Previdenza

Fondi pensione, anche agli statali gli sconti fiscali del settore privato

di Antonello Orlando e Matteo Prioschi

In caso di riscatto della posizione da un fondo di previdenza complementare effettuato tra il 2007 e il 2017, ai lavoratori del comparto pubblico si deve applicare lo stesso trattamento fiscale del settore privato. Questa la decisione presa dalla Corte costituzionale con la sentenza 218/2019, depositata ieri.

Il giudizio di legittimità costituzionale è stato sollecitato dalla Commissione tributaria di Vicenza, che si è trovata a dirimere il contenzioso fra l’agenzia delle Entrate e una dipendente del settore scolastico che ha ricevuto dal Fondo di comparto (Espero) una prestazione relativa a quanto accantonato dal 2009 al 2014.

La cifra, riscattata su base volontaria, è stata tassata ordinariamente osservando le norme vigenti per il pubblico impiego. Le forme di previdenza complementare prevedono infatti, accanto alle prestazioni che decorrono insieme alla pensione di primo pilastro, ovvero capitale e rendita, anche una prestazione di smobilizzo parziale o integrale della posizione (riscatto). Questa può essere invocata sia per cause tipizzate dal legislatore (invalidità, scomparsa dell’iscritto, lunghi periodi di inoccupazione) o anche solo per la perdita dei requisiti di iscrizione al fondo, che determinano dunque la facoltà di restituzione integrale del montante accantonato, nonché dei rendimenti, al netto del prelievo fiscale.

Il testo di riforma della previdenza complementare, decreto legislativo 252/2005, ha previsto per la maggior parte dei riscatti una tassazione più favorevole rispetto a quella ordinaria che, così come per i capitali e le rendite accantonati a partire dal 1° gennaio 2007, prevede all’articolo 14 una tassazione sostitutiva senza alcuna applicazione delle addizionali. L’aliquota parte dal 15% e si riduce dello 0,3% per ogni anno di iscrizione successivo al quindicesimo con uno sconto massimo di sei punti percentuali (arrivando così al 9%); negli altri casi di riscatto, anche per previsione dello statuto dei fondi, l’aliquota è al 23% a titolo d’imposta.

Tuttavia i dipendenti pubblici, in attesa di una riforma organica del sistema di tassazione della previdenza complementare già promessa dalla legge 243/2004, sono stati tagliati fuori dalla tassazione di vantaggio riservata al settore privato. Tale esclusione si è tradotta nella ultrattività della normativa previgente (Dlgs 124/1993) e quindi nell’applicazione della tassazione ordinaria ai riscatti operati dai dipendenti pubblici.
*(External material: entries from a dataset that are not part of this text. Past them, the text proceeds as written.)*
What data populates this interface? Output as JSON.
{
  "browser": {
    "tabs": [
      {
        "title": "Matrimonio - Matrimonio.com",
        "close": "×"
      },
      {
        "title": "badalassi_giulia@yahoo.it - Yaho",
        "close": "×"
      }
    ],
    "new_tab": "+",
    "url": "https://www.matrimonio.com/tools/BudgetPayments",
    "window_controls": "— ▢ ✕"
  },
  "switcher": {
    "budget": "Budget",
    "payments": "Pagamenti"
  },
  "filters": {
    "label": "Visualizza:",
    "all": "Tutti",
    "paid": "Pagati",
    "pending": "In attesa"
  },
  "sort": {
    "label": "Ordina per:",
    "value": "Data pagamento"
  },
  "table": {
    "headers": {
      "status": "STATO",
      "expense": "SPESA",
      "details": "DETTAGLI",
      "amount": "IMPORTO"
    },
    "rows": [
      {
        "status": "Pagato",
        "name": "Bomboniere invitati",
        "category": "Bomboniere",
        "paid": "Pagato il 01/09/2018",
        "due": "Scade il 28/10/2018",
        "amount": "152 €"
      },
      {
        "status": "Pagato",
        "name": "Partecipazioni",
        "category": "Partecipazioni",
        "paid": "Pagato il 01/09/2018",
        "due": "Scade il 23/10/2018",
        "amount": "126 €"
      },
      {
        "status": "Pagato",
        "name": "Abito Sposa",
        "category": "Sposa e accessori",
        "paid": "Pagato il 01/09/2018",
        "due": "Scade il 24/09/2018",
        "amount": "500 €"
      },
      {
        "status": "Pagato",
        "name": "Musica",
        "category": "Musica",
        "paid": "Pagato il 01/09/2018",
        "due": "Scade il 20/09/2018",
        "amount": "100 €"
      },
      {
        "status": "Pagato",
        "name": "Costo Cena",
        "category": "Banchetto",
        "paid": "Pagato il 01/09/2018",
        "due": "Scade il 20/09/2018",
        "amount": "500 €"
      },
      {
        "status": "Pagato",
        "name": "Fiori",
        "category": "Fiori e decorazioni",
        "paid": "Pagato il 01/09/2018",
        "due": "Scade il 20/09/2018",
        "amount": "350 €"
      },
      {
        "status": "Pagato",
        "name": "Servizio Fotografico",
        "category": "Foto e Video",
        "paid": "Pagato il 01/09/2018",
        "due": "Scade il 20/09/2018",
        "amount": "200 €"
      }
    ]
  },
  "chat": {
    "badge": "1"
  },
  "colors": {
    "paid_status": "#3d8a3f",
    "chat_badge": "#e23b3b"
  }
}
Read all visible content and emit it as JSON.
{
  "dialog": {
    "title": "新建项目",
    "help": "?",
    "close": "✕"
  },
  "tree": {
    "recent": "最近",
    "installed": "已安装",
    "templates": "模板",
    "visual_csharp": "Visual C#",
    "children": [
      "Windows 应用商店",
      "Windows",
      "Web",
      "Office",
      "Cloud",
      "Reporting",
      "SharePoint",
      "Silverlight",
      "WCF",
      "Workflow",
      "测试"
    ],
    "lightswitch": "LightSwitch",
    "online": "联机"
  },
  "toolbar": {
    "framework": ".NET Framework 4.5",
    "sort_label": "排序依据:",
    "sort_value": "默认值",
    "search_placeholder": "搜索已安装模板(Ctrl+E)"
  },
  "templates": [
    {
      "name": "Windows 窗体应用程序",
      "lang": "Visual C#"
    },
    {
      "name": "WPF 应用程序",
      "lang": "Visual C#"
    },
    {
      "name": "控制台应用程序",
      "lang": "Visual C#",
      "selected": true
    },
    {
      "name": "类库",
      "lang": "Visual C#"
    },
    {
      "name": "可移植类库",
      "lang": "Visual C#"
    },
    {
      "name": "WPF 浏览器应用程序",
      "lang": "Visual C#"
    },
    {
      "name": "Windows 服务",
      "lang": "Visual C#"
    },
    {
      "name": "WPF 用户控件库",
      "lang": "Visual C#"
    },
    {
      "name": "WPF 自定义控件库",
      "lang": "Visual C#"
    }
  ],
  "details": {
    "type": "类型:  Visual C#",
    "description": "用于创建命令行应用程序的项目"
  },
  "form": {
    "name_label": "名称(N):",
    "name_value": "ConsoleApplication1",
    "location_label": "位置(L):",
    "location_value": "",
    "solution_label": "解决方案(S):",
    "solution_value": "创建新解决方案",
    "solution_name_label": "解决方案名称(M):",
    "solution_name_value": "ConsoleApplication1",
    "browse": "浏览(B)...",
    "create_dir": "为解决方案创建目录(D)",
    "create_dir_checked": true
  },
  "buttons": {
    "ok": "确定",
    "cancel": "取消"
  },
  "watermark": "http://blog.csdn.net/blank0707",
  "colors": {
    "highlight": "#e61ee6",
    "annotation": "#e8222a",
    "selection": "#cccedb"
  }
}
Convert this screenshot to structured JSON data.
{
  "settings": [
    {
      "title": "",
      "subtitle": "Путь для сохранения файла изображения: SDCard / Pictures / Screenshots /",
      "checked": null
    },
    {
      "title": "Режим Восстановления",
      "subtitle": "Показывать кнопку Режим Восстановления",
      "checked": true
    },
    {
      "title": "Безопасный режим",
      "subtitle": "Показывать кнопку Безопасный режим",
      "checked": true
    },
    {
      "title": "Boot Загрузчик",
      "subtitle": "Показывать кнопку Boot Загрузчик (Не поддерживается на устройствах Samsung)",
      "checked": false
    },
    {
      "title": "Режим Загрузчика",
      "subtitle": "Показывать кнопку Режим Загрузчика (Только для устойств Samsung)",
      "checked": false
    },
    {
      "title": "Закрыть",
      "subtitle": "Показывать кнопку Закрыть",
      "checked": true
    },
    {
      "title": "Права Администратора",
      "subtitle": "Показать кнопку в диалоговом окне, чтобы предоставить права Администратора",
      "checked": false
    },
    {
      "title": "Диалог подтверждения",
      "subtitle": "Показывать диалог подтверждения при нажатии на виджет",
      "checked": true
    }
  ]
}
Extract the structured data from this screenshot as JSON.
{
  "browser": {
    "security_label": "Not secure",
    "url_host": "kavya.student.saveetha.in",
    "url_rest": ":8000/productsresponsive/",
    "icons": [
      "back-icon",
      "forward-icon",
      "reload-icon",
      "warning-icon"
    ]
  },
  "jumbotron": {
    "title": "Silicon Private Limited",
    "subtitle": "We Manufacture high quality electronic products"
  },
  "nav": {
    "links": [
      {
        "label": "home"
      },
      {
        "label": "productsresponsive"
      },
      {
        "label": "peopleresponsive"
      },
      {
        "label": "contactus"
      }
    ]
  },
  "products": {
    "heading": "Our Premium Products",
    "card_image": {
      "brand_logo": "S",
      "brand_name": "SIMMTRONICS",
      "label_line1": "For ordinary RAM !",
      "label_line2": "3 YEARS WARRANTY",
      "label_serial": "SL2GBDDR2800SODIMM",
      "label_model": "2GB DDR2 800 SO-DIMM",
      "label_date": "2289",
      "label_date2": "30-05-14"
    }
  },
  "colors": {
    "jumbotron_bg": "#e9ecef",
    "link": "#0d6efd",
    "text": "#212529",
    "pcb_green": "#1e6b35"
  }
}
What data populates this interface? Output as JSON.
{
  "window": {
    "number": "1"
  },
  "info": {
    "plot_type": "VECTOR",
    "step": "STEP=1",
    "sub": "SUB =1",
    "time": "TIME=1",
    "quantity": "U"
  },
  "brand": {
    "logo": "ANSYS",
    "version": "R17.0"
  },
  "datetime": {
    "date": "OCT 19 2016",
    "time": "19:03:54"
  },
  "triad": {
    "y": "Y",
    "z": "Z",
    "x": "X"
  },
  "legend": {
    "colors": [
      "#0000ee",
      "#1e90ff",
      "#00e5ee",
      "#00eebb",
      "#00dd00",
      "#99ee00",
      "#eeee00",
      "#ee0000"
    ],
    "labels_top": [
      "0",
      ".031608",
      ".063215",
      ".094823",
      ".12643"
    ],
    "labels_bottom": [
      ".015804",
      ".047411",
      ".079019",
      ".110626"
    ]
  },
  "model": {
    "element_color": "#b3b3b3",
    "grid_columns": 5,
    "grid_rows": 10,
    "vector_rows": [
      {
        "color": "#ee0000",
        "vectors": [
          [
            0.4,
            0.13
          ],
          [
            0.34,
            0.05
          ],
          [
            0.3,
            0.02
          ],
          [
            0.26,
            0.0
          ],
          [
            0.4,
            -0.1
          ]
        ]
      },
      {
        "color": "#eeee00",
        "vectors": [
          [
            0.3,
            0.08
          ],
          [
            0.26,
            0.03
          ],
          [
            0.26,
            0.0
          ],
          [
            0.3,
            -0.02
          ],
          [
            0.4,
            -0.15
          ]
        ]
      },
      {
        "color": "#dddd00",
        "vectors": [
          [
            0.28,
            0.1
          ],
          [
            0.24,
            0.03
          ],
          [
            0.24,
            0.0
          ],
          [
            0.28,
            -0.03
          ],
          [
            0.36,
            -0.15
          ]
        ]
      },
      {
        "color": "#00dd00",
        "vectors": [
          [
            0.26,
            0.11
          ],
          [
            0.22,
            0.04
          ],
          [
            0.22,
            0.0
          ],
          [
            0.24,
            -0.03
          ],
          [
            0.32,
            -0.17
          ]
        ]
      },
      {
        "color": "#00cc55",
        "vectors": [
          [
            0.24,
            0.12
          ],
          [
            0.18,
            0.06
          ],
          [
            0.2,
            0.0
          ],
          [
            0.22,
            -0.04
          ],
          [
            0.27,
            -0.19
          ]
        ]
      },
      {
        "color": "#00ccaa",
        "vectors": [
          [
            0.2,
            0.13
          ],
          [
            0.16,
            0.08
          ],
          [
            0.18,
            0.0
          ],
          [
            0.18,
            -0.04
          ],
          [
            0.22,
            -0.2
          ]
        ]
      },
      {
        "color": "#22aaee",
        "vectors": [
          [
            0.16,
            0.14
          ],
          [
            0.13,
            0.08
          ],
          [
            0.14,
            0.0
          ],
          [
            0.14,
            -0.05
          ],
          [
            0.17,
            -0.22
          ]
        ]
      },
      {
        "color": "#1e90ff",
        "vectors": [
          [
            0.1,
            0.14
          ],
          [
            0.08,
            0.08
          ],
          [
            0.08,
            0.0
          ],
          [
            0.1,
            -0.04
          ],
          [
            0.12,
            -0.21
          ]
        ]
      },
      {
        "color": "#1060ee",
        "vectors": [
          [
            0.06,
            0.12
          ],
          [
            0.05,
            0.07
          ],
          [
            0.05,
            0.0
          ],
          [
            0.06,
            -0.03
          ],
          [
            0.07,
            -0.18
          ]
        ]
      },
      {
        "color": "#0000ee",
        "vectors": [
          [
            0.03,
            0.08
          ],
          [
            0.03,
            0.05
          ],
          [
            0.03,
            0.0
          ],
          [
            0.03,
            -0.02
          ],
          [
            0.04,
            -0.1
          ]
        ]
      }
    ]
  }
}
Solo in tempi recenti, la legge 205/2017, articolo 1, comma 156, ha previsto l’applicazione anche al pubblico impiego delle regole in tema di deducibilità fiscale e tassazione sostitutiva attive dal 2007 per i dipendenti del privato che avevano aderito a un fondo. Tale correzione normativa è tuttavia efficace solo dal 2018 e non riguardava chi, come la dipendente scolastica protagonista della controversia, aveva contribuito dopo il 2006, ma prima del 2018.

Secondo la Consulta, il meccanismo di finanziamento della previdenza complementare è per sua natura omogeneo nel comparto privato e in quello pubblico e la diversa natura del rapporto di lavoro e l’accantomanto “virtuale” del Trattamento di fine rapporto per i dipendenti pubblici non giustificano una differente tassazione in caso di riscatto della posizione.

La Corte costituzionale ha pertanto dichiarato l’illegittimità del differente regime fiscale del riscatto operato dai dipendenti pubblici, uniformandolo alle previsioni del Dlgs 252/2005 anche nel periodo 2007-2017.